The HTC 8S has a non-removable 1700mAh battery. This is a fairly standard capacity for a phone of this size, and in our experience Windows Phone has offered better power management than, say, Anrdroid.
You’ll get a full day’s charge out of the phone, but moderate-to-heavy users are still some way off the smartphone Holy Grail of two-day use. As ever, switch off 3G and you’ll sail through two days easily enough.
Next to the other Windows Phone 8 handsets currently available, the HTC 8S looks like a bit of a bargain. It’s prettier than the comparably-priced Nokia Lumia 620, and also compares well with many rival Androids, especially in design terms.
However, it is significantly hamstrung by its limited internal memory, and while Windows Phone 8 is a joy to use in many respects, many of its old problems remain.
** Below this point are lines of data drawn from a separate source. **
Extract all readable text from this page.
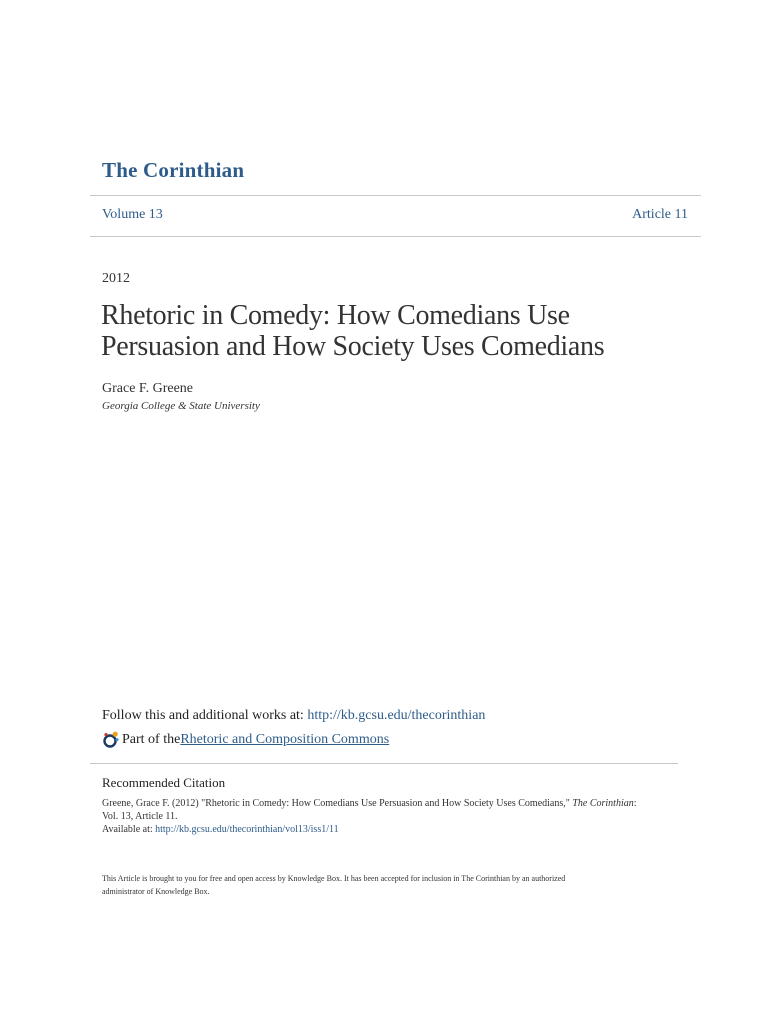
The Corinthian
Volume 13	Article 11
2012
Rhetoric in Comedy: How Comedians Use
Persuasion and How Society Uses Comedians
Grace F. Greene
Georgia College & State University
Follow this and additional works at: http://kb.gcsu.edu/thecorinthian
Part of the Rhetoric and Composition Commons
Recommended Citation
Greene, Grace F. (2012) "Rhetoric in Comedy: How Comedians Use Persuasion and How Society Uses Comedians," The Corinthian:
Vol. 13, Article 11.
Available at: http://kb.gcsu.edu/thecorinthian/vol13/iss1/11
This Article is brought to you for free and open access by Knowledge Box. It has been accepted for inclusion in The Corinthian by an authorized
administrator of Knowledge Box.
App developer support is a problem, and that Windows Phone 8 has made this even worse when it’s not all that much different from Windows Phone 7 feels unnecessary.
The HTC 8S is an attractive early entry to the world of the new Windows OS. It looks and feels great, and sells at a very reasonable price. It also has the power to make Windows Phone 8 as quick as it should be, aside from the occasional glitch. Look too close, though, and you’ll realise there are a few tasty bits you miss out on. 4GB of internal memory isn’t enough for the system to thrive on, there’s no user-facing camera and the lack of NFC will lock your out of some potentially exciting future developments in Windows Phone 8.